Last month the state of Oklahoma was ordered by the Supreme Court to halt three scheduled executions while it looks into the execution drugs used to put inmates to death. This past April convicted Oklahoma murderer Clayton Lockett was reported to have winced and groaned in pain before finally dying of a heart attack 43 minutes after being administered the lethal drugs.

There have been other reports of execution miscues in Arizona and Ohio as well.


Republican Rep. Paul Ray, the bill’s sponsor, which would employ firing squads only if drugs aren’t available or are outlawed, says it’s not an easy conversation to have but it’s a necessary one.

“It is never easy to talk about taking another life, but in our judicial system we have a means that requires that sometimes.
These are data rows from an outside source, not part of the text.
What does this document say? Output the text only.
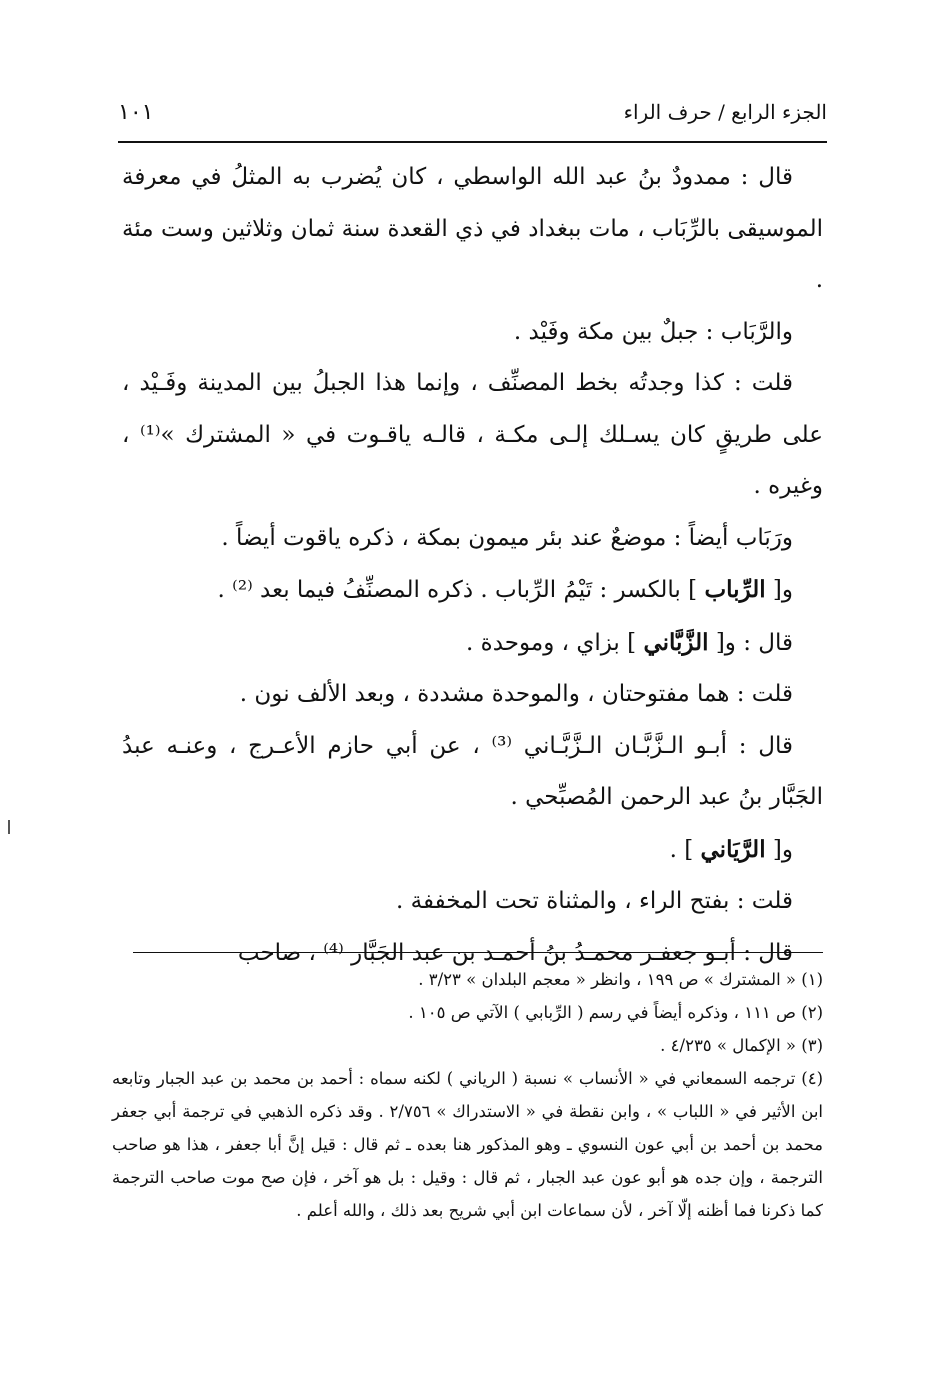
الجزء الرابع / حرف الراء
١٠١

قال : ممدودٌ بنُ عبد الله الواسطي ، كان يُضرب به المثلُ في معرفة الموسيقى بالرِّبَاب ، مات ببغداد في ذي القعدة سنة ثمان وثلاثين وست مئة .

والرَّبَاب : جبلٌ بين مكة وفَيْد .

قلت : كذا وجدتُه بخط المصنِّف ، وإنما هذا الجبلُ بين المدينة وفَـيْد ، على طريقٍ كان يسـلك إلـى مكـة ، قالـه ياقـوت في « المشترك »⁽¹⁾ ، وغيره .

ورَبَاب أيضاً : موضعٌ عند بئر ميمون بمكة ، ذكره ياقوت أيضاً .

و[ الرِّباب ] بالكسر : تَيْمُ الرِّباب . ذكره المصنِّفُ فيما بعد ⁽²⁾ .

قال : و[ الزَّبَّاني ] بزاي ، وموحدة .

قلت : هما مفتوحتان ، والموحدة مشددة ، وبعد الألف نون .

قال : أبـو الـزَّبَّـان الـزَّبَّـاني ⁽³⁾ ، عن أبي حازم الأعـرج ، وعنـه عبدُ الجَبَّار بنُ عبد الرحمن المُصبِّحي .

و[ الرَّيَاني ] .

قلت : بفتح الراء ، والمثناة تحت المخففة .

قال : أبـو جعفـر محمـدُ بنُ أحمـد بن عبد الجَبَّار ⁽⁴⁾ ، صاحب

(١) « المشترك » ص ١٩٩ ، وانظر « معجم البلدان » ٣/٢٣ .

(٢) ص ١١١ ، وذكره أيضاً في رسم ( الرِّبابي ) الآتي ص ١٠٥ .

(٣) « الإكمال » ٤/٢٣٥ .

(٤) ترجمه السمعاني في « الأنساب » نسبة ( الرياني ) لكنه سماه : أحمد بن محمد بن عبد الجبار وتابعه ابن الأثير في « اللباب » ، وابن نقطة في « الاستدراك » ٢/٧٥٦ . وقد ذكره الذهبي في ترجمة أبي جعفر محمد بن أحمد بن أبي عون النسوي ـ وهو المذكور هنا بعده ـ ثم قال : قيل إنَّ أبا جعفر ، هذا هو صاحب الترجمة ، وإن جده هو أبو عون عبد الجبار ، ثم قال : وقيل : بل هو آخر ، فإن صح موت صاحب الترجمة كما ذكرنا فما أظنه إلّا آخر ، لأن سماعات ابن أبي شريح بعد ذلك ، والله أعلم .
We have to have an option,” Ray said at a recent press conference. “If we go hanging, if we go to the guillotine, or we go to the firing squad, electric chair, you’re still going to have the same circus atmosphere behind it. So is it really going to matter?”

Ray believes using a trained firing squad is a more humane option than the lethal drugs but opponents deem the method to be “barbaric” and it appears the public agrees.  A poll conducted after Lockett’s botched execution found that a firing squad was the third most preferred method behind the gas chamber and electric chair.

The Utah bill still needs to get through the state Senate before Gov. Gary Herbert can decide whether to sign it into law.

Currently, the only countries still use firing squads are Indonesia, Syria, and the United Arab Emirates.